Host Institution: Politecnico di Milano (Italy)
Department of Chemistry, Materials, and Chemical Engineering, Politecnico di Milano
Phone: +39 02 2399 3205
warumporn.pejpichestakul@polimi.it
Research interests
My main research is focused on combustion of natural gas, in particular the formation of pollutant species such as NOx, polycyclic aromatic hydrocarbons (PAH) and carbonaceous particles (soot) in laminar flames. Particular attention is being given to study the main chemical and physical pathways of pollutant species from the combustion of natural gas, in order to be used for improving the design of equipment for combustion of natural gas, characterized by low emissions of pollutants.
Education
Selected publications
Project title: Chemical and physical pathways of pollutant formation in laminar flames burning natural gas
Objectives. The understanding of combustion in practical combustors is essential to the goals of reducing pollution and increasing energy efficiency. However, three-dimensional models of these systems with detailed chemistry and complex transport phenomena are beyond our current computational capabilities. Instead, one can study flames with complex chemistry in simpler laminar configurations to provide insight into the chemical and physical processes occurring in many engineered systems.
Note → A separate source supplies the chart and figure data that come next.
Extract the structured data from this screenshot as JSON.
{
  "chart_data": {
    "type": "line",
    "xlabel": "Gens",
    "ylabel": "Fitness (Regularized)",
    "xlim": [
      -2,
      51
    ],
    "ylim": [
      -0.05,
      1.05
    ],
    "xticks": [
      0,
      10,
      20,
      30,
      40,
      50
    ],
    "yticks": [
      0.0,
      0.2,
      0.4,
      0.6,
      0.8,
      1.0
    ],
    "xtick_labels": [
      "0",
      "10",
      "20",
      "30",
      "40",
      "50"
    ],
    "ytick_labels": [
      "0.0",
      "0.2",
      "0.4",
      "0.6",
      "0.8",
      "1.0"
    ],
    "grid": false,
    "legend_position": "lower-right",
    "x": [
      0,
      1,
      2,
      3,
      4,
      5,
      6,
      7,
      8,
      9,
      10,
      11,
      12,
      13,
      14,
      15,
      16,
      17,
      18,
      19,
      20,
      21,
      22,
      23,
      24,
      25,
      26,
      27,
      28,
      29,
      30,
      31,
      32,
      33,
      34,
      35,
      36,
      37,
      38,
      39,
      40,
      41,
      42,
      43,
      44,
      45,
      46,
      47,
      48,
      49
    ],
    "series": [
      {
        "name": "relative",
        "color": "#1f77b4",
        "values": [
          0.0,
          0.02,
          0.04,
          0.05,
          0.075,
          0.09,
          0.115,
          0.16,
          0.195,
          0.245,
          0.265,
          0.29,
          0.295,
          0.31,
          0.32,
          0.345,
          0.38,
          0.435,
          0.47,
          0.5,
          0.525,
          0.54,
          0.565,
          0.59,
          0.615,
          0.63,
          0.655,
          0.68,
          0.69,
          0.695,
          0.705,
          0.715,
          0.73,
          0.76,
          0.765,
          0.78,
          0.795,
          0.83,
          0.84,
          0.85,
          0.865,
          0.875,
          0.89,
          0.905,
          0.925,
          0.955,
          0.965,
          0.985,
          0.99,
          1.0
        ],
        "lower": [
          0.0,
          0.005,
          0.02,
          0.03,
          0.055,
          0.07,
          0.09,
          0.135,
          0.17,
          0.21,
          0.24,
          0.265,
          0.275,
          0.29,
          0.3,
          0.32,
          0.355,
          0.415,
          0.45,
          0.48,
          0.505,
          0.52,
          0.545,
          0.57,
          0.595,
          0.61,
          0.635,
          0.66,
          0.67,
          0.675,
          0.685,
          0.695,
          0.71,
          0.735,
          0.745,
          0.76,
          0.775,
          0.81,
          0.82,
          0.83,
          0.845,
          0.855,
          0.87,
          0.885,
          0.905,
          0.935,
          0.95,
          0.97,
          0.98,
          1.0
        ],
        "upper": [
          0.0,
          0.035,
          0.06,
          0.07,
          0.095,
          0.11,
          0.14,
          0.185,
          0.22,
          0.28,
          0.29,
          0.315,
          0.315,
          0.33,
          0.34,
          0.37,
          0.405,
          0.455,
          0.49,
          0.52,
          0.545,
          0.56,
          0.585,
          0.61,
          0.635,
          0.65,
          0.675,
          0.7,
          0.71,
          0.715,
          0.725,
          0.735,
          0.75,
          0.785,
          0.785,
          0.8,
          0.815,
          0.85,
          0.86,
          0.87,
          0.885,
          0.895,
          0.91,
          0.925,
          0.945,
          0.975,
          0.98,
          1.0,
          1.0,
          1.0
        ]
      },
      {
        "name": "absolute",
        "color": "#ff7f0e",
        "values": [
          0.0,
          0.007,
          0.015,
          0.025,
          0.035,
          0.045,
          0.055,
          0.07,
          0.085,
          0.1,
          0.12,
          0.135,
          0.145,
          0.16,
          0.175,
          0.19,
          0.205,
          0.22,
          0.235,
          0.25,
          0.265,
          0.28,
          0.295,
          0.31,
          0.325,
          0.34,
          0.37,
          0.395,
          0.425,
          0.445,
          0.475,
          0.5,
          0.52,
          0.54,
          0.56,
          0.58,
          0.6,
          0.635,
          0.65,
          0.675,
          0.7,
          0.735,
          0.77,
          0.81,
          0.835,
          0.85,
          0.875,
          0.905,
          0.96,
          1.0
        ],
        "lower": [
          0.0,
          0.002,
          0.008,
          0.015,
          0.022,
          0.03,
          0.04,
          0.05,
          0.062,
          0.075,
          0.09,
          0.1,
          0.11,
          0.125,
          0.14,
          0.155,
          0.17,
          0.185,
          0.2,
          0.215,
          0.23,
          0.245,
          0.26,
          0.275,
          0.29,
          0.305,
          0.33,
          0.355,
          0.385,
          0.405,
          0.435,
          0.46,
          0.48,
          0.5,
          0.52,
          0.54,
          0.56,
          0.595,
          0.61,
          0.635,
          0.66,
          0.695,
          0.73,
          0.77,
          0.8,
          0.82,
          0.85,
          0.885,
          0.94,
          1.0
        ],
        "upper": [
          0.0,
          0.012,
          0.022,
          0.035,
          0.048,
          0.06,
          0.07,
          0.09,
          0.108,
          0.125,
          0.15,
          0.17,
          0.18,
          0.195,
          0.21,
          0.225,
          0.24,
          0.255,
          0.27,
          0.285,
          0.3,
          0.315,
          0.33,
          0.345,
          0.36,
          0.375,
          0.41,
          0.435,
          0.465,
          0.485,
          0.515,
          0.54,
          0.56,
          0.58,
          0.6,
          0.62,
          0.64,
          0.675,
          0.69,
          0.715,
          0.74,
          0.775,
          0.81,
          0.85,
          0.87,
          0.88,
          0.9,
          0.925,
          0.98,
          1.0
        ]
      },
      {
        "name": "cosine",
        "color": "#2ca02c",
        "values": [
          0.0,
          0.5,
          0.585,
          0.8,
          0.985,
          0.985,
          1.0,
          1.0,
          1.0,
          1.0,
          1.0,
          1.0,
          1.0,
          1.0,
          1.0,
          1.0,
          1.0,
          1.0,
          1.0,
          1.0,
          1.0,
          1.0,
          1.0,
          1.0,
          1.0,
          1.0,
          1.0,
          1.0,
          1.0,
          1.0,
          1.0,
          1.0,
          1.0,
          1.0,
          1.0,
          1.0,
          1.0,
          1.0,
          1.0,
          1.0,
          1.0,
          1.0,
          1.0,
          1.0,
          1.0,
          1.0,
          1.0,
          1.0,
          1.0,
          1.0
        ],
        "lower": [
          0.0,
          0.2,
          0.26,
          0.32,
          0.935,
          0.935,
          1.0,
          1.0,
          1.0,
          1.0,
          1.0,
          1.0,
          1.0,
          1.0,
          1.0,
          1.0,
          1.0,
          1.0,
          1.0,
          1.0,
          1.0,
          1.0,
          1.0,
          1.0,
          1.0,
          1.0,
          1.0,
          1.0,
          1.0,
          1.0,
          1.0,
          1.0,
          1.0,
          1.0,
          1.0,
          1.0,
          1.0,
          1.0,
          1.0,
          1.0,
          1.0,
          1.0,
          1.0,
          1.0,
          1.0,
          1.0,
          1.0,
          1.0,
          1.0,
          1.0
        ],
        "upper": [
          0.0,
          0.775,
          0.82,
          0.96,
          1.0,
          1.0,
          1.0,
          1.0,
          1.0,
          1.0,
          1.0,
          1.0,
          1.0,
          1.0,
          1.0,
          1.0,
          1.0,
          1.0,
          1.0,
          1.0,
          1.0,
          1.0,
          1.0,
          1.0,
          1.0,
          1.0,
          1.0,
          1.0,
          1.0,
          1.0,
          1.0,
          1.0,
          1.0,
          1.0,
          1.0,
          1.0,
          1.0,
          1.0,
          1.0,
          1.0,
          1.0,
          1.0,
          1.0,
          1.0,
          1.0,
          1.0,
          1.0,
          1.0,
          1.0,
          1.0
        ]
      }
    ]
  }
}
Laminar flames (both premixed and diffusive) are commonly used to investigate chemical kinetic processes which are important in combustion because they can be described through relatively simple mathematical models. When analyzed in close conjunction with experimental data, these models can provide detailed information on flame structure and elementary reaction paths.
Thus, the objective of this work is to study the physical and kinetic mechanisms leading to the formation of pollutant species such as NOx, polycyclic aromatic hydrocarbons (PAH) and carbonaceous particles (soot) in laminar flames fed with natural gas in operating conditions close to those of interest. This knowledge can then be used for improving the design of equipment for combustion of natural gas, characterized by low emissions of pollutants. The study will be focused on simplified geometries, like counter flow flames, premixed flat flames, and axisymmetric coflow flames.
Expected results. Deeper understanding of the main chemical and physical pathways explaining the formation of pollutant species from the combustion of natural gas.
Planned secondment. BE-ULB (8-10 months): Chemical kinetic mechanism uncertainty quantification in combustion problems, including reactors and laminar flames. The primary objectives is to determine which reactions contribute most to the uncertainty in the predictions and whose rates may require further refinement.